Tuesday, October 04, 2011

In the name of science...

Morning.
Sitting in bed, drinking coffee.
It's still dark outside.

The lamp by my bed is on, the radio too.
The world is shrunk to a pool of light.

He asks for a foot so that he can rub it for me.
I get the feeling that he is apologising...

Too weird, too weird, I think.
Why do I feel this way?

"Because of the way you dropped your hand on the bed last night"
He says...

"What"...??

"I felt as if you had wanted something"

"Really, I think that was me falling asleep"

"OK I feel bad that we didn't *do sex* last night while the house was empty"

"Oh...you need a plan then, you need to have a set of things we can do that will take half an hour" I say.

Do I need to say...it's such a pain not letting myself make the first move and now I'm being over logical in an attempt to make sure that things happen.

Submissive isn't passive, it is reactive.
But there has to be something to react to...


If he keeps handing over his power to me nothing will happen because I refuse point blank to pick it up! 

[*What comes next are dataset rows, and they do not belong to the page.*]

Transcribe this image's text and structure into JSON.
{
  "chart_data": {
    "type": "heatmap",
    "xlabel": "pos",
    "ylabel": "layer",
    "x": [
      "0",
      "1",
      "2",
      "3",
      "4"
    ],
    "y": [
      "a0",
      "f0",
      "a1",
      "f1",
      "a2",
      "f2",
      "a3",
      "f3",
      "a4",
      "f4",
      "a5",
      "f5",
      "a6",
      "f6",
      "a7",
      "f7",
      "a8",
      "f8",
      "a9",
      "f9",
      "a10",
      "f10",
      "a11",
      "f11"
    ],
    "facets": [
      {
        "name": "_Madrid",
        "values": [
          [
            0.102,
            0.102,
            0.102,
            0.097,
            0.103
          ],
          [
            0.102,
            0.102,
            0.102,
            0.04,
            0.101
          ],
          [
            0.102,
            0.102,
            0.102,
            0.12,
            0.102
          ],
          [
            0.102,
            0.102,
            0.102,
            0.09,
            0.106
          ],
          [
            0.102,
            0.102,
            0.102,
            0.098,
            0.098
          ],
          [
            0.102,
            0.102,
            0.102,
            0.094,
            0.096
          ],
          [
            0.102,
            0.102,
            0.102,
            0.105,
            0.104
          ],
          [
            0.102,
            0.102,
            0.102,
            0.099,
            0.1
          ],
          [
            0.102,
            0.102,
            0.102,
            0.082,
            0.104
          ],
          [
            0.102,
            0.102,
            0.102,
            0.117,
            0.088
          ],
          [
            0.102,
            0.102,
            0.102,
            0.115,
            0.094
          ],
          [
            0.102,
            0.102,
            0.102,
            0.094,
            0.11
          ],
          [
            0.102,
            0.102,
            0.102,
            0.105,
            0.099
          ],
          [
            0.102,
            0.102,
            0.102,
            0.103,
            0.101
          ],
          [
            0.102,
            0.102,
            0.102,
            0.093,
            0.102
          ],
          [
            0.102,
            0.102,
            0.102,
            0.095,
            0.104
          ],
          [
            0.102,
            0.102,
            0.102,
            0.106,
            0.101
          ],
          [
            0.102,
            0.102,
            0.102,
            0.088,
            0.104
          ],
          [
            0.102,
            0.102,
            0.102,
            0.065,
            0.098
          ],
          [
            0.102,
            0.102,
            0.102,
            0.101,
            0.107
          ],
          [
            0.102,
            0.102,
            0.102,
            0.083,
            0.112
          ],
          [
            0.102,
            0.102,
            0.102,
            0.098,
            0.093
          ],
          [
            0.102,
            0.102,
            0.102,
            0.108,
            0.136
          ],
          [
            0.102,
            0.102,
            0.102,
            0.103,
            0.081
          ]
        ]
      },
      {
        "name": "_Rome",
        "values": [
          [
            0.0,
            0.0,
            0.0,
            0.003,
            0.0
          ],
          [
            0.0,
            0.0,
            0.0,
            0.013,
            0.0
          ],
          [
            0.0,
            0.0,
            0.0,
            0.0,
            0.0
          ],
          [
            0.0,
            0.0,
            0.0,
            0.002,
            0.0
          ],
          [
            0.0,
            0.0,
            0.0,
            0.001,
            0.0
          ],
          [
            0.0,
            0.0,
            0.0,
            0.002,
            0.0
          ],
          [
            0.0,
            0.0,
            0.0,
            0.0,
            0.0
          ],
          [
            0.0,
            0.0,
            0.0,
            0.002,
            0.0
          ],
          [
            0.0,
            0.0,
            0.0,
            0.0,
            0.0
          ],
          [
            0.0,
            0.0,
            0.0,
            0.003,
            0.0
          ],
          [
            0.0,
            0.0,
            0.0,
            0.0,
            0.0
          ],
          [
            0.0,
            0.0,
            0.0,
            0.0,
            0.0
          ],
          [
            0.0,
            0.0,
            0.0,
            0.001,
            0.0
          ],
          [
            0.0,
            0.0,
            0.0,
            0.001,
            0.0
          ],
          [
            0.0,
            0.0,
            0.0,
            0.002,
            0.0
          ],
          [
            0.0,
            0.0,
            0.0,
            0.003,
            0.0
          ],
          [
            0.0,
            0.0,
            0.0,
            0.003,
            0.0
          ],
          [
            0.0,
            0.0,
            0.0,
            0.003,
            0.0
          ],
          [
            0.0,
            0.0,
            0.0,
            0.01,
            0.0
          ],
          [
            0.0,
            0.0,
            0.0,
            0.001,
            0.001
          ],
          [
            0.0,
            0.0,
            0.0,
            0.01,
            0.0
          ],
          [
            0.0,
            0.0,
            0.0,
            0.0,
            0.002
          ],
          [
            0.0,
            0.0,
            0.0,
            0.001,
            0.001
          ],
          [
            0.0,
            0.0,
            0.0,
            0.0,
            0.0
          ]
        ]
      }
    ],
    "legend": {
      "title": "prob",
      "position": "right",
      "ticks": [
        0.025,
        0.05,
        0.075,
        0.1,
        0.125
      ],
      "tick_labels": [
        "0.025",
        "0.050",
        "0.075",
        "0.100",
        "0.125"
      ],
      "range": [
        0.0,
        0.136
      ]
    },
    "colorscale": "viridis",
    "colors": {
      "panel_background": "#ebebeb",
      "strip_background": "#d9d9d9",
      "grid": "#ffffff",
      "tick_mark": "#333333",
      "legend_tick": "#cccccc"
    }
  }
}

I don't get angry, I get logical...

He is pulling the duvet out of the way, pulling down his shorts.

A hand around the back of my neck and now my face is against his cock.

At first I'm content to just breathe on him, but then I start to feel him with my lips. I stroke his balls with my hand. Soon only my tongue is sensitive enough for this and I start to wonder how far I should go. How much pleasure is enough, when does it reach a threshold point?

Actually I wonder why he doesn't just cum when he wants.
Is this another fragment of *the problem*...or a bit of the having to be better than my previous 'Sir'?

There isn't time to think, or ask him questions about this...time to get dressed.